Es importante preocuparse para que las cárceles no estén pobladas de consumidores de drogas y proponerles un tratamiento que supere el encuadre penal. Pero cuando el gobierno lo dice, en realidad, uno siente la sensación de que lo que se pretende es conseguir espacios en los establecimientos carcelarios, que no dan abasto con el auge de la criminalidad, más que ocuparse de la dignidad de los adictos, a los que, para colmo, se denomina como "perejiles". Hace muchísimos años que no se ha ampliado la infraestructura hospitalaria para el tratamiento de las adicciones. En definitiva, el juez que se ocupe del enfermo, aunque sea civil y no penal, como lo contemplan los proyectos en danza, no tiene demasiadas opciones en la derivación para un tratamiento correcto, por lo que la abstinencia puede empujar al adicto a cometer otros delitos para poder conseguir la droga. Y ante el nuevo hecho criminal vuelve a la cárcel. En definitiva, la solución que se propone sobre despenalizar el consumo, si no se encara en sus implicancias totales, resulta un atajo que conduce al consumidor otra vez a prisión y aumenta el peligro a la sociedad.
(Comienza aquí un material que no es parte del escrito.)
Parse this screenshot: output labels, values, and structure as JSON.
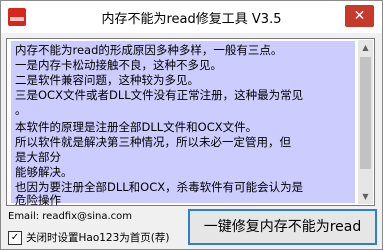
{
  "window": {
    "title": "内存不能为read修复工具 V3.5",
    "close_glyph": "✕"
  },
  "info_text": {
    "lines": [
      "内存不能为read的形成原因多种多样，一般有三点。",
      "一是内存卡松动接触不良，这种不多见。",
      "二是软件兼容问题，这种较为多见。",
      "三是OCX文件或者DLL文件没有正常注册，这种最为常见",
      "。",
      "本软件的原理是注册全部DLL文件和OCX文件。",
      "所以软件就是解决第三种情况，所以未必一定管用，但",
      "是大部分",
      "能够解决。",
      "也因为要注册全部DLL和OCX，杀毒软件有可能会认为是",
      "危险操作"
    ]
  },
  "scrollbar": {
    "up_glyph": "▲",
    "down_glyph": "▼"
  },
  "footer": {
    "email_label": "Email:  readfix@sina.com",
    "checkbox_checked": "✓",
    "checkbox_label": "关闭时设置Hao123为首页(荐)",
    "repair_button": "一键修复内存不能为read"
  }
}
A su vez, si las prisiones están llenas de adictos, como dijo el gobierno, es porque el Estado no se ocupa adecuadamente de perseguir a los productores, traficantes, acopiadores y comercializadores de la droga.
Debe retumbarnos con fuerza la valentía de los más débiles que en Córdoba, desde las villas miseria y los barrios de sectores empobrecidos, claman por que haya una preocupación estatal integral por darles horizontes que les permitan evitar caer en la lógica de la droga.
A su vez, mientras los jueces, fiscales y policías pretenden que sean las personas, con grave riesgo para sí, las que les digan dónde se comercializa la droga, a nadie escapa que en cualquier lugar de la Argentina cualquier taxista experimentado puede conducir a sitios donde se puede conseguir. Entonces, ¿dónde está la dificultad del Estado a los efectos de llegar eficazmente a los distribuidores, comercializadores y traficantes?
Tampoco se controla debidamente el tráfico de las drogas que se comercializan en droguerías, farmacias y veterinarias, drogas éstas que, además, se sabe que circulan con facilidad en las cárceles. Mas, en la crisis penitenciaria que se vive, nadie habla de la urgencia de constituir una cantidad de equipos de tratamiento para las adicciones, con profesionales estables y preparados, a fin de trabajar el alcoholismo y la drogadicción en la prisión. No hay rehabilitación posible de los condenados si no se los ayuda a controlar la dependencia antes de que recuperen la libertad.
Lo cierto es que, además, todos los días conocemos de hechos delictivos muy violentos y de graves accidentes producidos por quienes, desde el alcohol o la droga, afectan gravemente a la sociedad.
Evidentemente, queda claro que hay negocios y estrategias que superan las razones de bien común que deben guiar en el tema porque, de lo contrario, no existe explicación para la impericia en el tratamiento de la cuestión por parte de los que tienen responsabilidad en la materia.
Se ha sido eficaz en la campaña y en la educación para combatir el hábito de fumar, que afecta la salud. Pero no podemos olvidar que el fumador sigue siendo una persona pensante y un ciudadano activo. Ha llegado el momento impostergable de trabajar adecuadamente contra el alcoholismo y la drogadicción, también como un compromiso cívico, porque un pueblo alcoholizado o drogado es funcional, además, a políticas de dominación. Las adicciones hacen desaparecer a la persona y al ciudadano: anulan su discernimiento y su juicio crítico.
La droga y el alcohol constituyen un problema de todos que debe ser asumido responsablemente, en aras de la dignidad humana, con valentía cívica y conscientes de que no podemos permitir que nos degraden como personas y como pueblo.
MIGUEL JULIO RODRÍGUEZ VILLAFAÑE
Abogado constitucionalista cordobés.